O ministro do Supremo Tribunal Federal (STF) Sepúlveda Pertence requisitou informações ao governador do Estado do Amapá, Waldez Góes (PDT), no âmbito da Ação Direta de Inconstitucionalidade (Adin) n° 3694, apresentada pelo presidente do Conselho Federal da Ordem dos Advogados do Brasil, Roberto Busato, que contesta artigos da Lei estadual n° 959/05. Relator da Adin, o ministro Pertence informou em despacho que, após o recebimento das informações requeridas ao governador amapaense, no prazo de dez dias, abrirá vista do processo à Advocacia Geral da União e à Procuradoria Geral da República.

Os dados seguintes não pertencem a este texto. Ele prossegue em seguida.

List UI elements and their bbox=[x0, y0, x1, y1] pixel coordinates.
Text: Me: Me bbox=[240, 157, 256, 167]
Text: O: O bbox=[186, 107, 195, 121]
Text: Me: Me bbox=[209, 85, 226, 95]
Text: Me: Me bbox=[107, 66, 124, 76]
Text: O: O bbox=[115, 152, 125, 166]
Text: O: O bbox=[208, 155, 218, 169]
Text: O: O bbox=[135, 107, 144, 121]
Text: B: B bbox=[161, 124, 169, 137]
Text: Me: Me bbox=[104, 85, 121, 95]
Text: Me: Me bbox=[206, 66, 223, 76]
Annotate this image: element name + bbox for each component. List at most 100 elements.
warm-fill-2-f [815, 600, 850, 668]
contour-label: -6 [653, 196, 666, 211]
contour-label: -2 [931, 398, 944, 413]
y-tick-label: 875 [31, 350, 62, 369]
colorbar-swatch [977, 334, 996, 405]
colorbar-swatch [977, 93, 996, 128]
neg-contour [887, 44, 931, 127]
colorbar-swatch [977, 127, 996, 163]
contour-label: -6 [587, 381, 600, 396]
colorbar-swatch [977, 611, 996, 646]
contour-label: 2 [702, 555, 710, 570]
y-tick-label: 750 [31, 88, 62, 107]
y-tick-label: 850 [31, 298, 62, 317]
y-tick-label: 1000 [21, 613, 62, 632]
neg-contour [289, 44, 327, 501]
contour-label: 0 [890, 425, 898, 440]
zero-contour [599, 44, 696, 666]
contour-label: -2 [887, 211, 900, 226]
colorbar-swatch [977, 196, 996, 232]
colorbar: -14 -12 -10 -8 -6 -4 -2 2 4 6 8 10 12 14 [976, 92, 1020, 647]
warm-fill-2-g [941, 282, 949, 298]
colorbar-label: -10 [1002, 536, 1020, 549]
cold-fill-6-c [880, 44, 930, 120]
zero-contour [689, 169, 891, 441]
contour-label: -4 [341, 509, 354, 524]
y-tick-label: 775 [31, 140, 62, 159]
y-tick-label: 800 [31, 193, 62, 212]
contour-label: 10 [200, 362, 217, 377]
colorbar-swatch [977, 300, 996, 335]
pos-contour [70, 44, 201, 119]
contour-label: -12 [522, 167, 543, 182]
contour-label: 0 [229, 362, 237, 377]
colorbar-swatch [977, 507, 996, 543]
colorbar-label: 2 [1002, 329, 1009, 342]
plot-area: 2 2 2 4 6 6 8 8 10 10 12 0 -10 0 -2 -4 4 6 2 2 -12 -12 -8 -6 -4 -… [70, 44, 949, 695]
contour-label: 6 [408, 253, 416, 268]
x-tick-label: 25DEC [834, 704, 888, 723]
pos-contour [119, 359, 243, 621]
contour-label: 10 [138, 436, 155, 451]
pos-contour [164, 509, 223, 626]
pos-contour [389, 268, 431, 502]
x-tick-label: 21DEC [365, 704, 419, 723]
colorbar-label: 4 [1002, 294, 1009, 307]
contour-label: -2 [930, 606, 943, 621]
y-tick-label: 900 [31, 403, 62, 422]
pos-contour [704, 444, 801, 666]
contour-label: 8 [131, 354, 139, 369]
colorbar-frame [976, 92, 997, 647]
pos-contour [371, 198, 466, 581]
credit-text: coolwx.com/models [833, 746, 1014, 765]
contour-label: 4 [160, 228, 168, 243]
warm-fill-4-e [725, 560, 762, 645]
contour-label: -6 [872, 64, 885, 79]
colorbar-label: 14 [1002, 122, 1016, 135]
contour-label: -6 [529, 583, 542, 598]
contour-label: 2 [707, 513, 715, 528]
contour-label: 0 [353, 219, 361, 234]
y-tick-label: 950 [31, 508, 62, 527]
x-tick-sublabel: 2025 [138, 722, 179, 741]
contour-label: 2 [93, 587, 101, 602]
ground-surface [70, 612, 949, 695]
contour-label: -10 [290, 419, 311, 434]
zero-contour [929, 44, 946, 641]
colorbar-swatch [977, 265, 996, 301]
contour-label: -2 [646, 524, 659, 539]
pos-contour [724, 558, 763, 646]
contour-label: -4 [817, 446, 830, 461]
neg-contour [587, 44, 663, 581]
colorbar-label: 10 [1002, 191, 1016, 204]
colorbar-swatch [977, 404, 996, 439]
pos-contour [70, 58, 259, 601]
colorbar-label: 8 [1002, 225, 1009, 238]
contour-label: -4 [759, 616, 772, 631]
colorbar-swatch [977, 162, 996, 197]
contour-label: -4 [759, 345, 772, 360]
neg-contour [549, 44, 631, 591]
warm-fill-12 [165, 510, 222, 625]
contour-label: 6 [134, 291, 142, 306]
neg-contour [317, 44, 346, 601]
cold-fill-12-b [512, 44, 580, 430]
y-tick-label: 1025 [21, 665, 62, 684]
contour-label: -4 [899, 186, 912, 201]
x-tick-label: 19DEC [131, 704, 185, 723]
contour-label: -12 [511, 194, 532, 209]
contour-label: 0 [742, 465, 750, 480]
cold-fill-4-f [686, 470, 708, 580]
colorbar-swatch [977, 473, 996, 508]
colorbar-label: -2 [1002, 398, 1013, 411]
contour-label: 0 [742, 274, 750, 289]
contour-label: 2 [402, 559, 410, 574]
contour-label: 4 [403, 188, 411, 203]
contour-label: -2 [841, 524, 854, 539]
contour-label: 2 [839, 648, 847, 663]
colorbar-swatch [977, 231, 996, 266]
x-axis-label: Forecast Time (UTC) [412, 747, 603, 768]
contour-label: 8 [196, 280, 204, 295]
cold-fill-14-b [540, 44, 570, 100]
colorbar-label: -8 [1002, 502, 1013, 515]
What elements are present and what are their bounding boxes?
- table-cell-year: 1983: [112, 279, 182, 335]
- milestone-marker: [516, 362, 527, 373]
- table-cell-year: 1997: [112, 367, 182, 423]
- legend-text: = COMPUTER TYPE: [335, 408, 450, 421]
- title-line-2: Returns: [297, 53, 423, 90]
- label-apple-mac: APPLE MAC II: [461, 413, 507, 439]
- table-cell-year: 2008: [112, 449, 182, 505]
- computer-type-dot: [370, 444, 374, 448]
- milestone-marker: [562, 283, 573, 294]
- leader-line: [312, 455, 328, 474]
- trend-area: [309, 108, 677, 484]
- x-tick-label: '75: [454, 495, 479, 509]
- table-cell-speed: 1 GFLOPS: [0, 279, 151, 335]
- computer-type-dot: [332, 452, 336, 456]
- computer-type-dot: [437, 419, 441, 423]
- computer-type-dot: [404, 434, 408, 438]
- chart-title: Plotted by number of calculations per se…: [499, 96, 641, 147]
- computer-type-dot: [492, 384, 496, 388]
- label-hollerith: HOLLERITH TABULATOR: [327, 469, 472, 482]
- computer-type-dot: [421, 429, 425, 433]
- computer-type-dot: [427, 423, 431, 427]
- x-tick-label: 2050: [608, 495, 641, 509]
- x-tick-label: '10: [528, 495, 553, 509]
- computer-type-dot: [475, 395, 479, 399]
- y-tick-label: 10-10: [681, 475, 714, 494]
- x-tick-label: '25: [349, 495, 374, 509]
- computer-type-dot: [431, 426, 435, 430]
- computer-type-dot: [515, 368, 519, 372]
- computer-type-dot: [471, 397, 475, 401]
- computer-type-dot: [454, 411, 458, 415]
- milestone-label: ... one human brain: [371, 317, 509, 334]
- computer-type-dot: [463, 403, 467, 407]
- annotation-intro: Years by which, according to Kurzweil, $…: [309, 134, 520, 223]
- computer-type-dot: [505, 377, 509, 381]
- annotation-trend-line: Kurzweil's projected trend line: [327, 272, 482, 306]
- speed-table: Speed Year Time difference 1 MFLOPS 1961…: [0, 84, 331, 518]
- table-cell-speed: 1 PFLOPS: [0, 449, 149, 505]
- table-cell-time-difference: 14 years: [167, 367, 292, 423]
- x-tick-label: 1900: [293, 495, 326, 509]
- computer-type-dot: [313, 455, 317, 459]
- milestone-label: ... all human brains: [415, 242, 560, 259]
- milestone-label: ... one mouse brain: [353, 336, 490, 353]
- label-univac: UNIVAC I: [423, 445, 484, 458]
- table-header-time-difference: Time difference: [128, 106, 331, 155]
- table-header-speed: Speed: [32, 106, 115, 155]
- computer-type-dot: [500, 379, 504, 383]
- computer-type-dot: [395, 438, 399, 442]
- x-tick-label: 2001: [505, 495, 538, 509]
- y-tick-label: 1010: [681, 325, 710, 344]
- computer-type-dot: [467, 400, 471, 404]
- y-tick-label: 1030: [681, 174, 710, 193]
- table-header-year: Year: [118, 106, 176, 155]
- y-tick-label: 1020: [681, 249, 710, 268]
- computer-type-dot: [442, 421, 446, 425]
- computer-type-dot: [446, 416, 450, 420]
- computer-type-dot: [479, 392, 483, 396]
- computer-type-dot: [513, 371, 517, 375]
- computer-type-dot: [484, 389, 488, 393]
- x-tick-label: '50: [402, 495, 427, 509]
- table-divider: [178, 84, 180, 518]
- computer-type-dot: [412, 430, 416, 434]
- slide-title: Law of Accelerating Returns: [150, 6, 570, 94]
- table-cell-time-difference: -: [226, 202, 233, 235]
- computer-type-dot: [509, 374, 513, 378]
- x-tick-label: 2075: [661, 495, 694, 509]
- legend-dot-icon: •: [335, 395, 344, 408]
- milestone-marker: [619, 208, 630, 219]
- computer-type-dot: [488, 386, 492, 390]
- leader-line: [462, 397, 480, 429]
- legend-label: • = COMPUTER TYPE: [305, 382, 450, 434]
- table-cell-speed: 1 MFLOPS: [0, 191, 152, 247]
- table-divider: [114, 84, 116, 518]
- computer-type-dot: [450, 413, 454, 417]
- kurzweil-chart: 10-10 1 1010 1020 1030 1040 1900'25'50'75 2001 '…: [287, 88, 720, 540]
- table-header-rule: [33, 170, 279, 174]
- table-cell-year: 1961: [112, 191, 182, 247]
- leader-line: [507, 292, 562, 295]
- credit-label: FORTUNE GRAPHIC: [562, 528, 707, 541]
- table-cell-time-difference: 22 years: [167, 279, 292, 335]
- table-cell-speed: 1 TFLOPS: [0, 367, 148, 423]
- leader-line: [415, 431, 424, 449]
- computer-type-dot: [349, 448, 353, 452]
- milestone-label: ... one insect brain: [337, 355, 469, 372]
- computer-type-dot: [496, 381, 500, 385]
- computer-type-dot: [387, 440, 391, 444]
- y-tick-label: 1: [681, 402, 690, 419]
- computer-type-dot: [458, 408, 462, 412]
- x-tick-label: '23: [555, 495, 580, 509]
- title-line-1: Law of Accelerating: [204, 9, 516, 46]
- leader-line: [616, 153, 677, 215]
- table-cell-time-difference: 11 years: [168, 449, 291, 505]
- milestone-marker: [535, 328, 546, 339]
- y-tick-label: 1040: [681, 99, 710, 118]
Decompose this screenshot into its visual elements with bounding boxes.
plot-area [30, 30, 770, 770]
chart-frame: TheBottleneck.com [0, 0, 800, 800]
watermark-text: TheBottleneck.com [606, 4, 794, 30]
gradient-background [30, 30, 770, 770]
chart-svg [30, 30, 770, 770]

A Adin nº 3694 de autoria da OAB, que ingressou no STF dia 29 do mês passado, pede a declaração da inconstitucionalidade do artigo 47 da Lei nº 959/05 do Estado do Amapá, que dispõe sobre custas judiciais e emolumentos dos serviços notariais e de registros públicos. Seu artigo 47 fixou que a referida lei deveria entrar em vigor no dia 1º de janeiro de 2006, apenas um dia depois de sua publicação, não observando, portanto, o prazo de 90 dias definido na Constituição.

O dispositivo constitucional considerado violado na lei estadual e apontado na ação da OAB é o de número 150, III, c, da Constituição Federal. Conforme este dispositivo, “sem prejuízo de outras garantias asseguradas ao contribuinte, é vedado à União, aos Estados, ao Distrito Federal e aos Municípios: cobrar tributos (III) antes de decorridos noventa dias da data em que haja sido publicada a lei que os instituiu ou aumentou, observado o disposto na alínea b”.